Alice a trouvé de solides appuis auprès de ses maîtres d’école et dans le travail scolaire. Elle était une brillante élève et s’est toujours sentie très heureuse en classe. Cette identification aux maîtres lui a permis de tirer un rideau sur la faille familiale, mais, par la même occasion, l’a empêchée d’en saisir toute la dimension angoissante. C’est en s’interrogeant sur le sens de son angoisse qu’elle commence à révéler dans les séances l’objet qui en est la cause. Ses parents ont traité leur propre angoisse en l’étouffant par un excès d’alcool et de médicaments. Elle a, durant son enfance, choisi à son tour de ne rien savoir et s’est réfugiée dans un monde imaginaire. C’est l’objet dans sa fonction de bouchon qu’Alice révèle par la description d’une enfance rêvée, dont peu de souvenirs et d’affects demeurent. C’est justement ce qui semble ébranlé lorsque son amoureux la quitte, provoquant ce qui ressemble à un passage à l’acte : quitter sa ville natale. Elle, qui a vécu son enfance sans subjectiver la rupture familiale intime, n’a pu, au moment où elle est quittée par un homme, que s’éloigner sans questionner cette rupture.
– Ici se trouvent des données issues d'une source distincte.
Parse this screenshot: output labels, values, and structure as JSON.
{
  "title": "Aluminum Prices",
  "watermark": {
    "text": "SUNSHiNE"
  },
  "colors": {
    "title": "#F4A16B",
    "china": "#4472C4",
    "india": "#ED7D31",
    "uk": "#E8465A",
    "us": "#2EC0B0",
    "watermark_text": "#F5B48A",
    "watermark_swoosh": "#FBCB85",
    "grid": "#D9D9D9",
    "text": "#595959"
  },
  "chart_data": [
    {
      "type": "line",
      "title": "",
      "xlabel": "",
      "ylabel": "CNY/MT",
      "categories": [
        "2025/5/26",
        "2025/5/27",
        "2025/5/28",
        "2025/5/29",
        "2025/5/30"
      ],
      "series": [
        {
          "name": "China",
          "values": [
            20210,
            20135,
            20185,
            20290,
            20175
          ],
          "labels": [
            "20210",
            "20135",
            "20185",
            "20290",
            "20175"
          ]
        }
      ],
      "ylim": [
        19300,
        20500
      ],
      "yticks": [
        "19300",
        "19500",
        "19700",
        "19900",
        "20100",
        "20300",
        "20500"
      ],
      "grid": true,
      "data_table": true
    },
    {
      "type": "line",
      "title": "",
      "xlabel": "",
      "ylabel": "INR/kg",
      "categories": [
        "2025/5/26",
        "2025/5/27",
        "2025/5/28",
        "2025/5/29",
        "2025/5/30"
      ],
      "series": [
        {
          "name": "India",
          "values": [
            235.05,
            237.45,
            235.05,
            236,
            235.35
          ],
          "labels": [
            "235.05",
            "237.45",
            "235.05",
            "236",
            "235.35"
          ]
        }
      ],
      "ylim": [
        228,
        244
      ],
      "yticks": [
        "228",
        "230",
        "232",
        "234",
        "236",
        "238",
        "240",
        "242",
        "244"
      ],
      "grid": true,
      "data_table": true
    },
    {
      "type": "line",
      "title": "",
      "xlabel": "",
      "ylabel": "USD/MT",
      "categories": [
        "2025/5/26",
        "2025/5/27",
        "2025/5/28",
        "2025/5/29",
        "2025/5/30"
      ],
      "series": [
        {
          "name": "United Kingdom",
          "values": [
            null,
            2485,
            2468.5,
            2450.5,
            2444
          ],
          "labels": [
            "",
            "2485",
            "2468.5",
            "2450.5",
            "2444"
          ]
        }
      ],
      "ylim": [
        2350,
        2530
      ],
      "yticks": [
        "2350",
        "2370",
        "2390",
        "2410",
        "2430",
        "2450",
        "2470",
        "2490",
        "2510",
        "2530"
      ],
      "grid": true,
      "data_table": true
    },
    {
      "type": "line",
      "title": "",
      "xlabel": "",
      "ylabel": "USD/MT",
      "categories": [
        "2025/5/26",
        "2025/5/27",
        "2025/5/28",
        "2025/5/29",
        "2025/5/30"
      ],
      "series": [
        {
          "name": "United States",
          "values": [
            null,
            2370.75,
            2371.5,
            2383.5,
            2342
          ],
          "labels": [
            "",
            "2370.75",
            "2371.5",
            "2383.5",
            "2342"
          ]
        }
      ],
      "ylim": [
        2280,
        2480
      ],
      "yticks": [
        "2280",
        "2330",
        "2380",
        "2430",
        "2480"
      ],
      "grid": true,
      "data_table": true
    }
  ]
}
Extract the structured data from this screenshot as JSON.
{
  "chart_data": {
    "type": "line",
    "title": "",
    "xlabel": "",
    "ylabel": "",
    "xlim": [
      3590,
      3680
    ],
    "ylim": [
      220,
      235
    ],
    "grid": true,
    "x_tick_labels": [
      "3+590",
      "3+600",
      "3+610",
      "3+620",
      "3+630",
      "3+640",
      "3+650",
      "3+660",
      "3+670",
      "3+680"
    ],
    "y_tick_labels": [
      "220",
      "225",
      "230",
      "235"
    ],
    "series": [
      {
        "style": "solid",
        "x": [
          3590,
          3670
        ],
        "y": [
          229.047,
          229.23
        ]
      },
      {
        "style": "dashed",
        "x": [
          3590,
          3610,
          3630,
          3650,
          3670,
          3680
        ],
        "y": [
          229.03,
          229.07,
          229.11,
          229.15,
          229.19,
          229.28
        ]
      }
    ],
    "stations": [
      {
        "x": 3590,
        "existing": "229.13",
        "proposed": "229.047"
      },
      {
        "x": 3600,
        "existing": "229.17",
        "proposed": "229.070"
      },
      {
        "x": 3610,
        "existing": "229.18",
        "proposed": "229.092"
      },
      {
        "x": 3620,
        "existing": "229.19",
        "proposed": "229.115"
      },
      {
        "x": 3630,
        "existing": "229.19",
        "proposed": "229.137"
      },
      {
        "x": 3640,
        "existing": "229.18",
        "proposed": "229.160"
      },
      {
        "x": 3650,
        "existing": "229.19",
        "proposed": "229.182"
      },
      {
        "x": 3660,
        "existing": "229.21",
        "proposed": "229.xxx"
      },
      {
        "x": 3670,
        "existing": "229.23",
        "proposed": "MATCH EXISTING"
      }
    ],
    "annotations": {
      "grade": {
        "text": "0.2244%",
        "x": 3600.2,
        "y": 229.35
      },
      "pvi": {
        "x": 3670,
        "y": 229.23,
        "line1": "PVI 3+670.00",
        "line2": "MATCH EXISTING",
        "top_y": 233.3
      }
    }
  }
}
Jacques-Alain Miller précise que l’apparition de l’angoisse survient « quand il y a objet et quand il y a trop d’objets »[2]. Nous pouvons supposer que l’angoisse surgit chez cette patiente lorsque ceux dont elle s’est séparée font irruption soudainement. La présence chez elle des parents semble faire apparaître l’horreur dont Alice s’efforce de s’écarter depuis l’enfance. La levée de ce qui occulte la maladie des parents provoque l’angoisse en faisant apparaître son objet. C’est en parlant de ce qui l’angoisse, au lieu de le cacher ou de s’en séparer, qu’Alice commence à repérer le décalage entre son monde imaginaire et la réalité, et à se sentir ainsi apaisée.
Ouverture
Alice a trouvé au CPCT une façon d’apaiser son angoisse en la traitant par le signifiant. Ce parcours lui a permis d’apercevoir ce qu’elle rejetait jusque-là. L’envie de savoir qui se fait jour la conduit alors à vouloir entreprendre une analyse.
[1] Lacan J., Le Séminaire, livre X, L’angoisse, Paris, Seuil, 2004.
[2] Miller J.-A., « Introduction à la lecture du Séminaire L’angoisse de Jacques Lacan », La Cause freudienne, Paris, Navarin/Seuil n° 59, 2005, p. 80.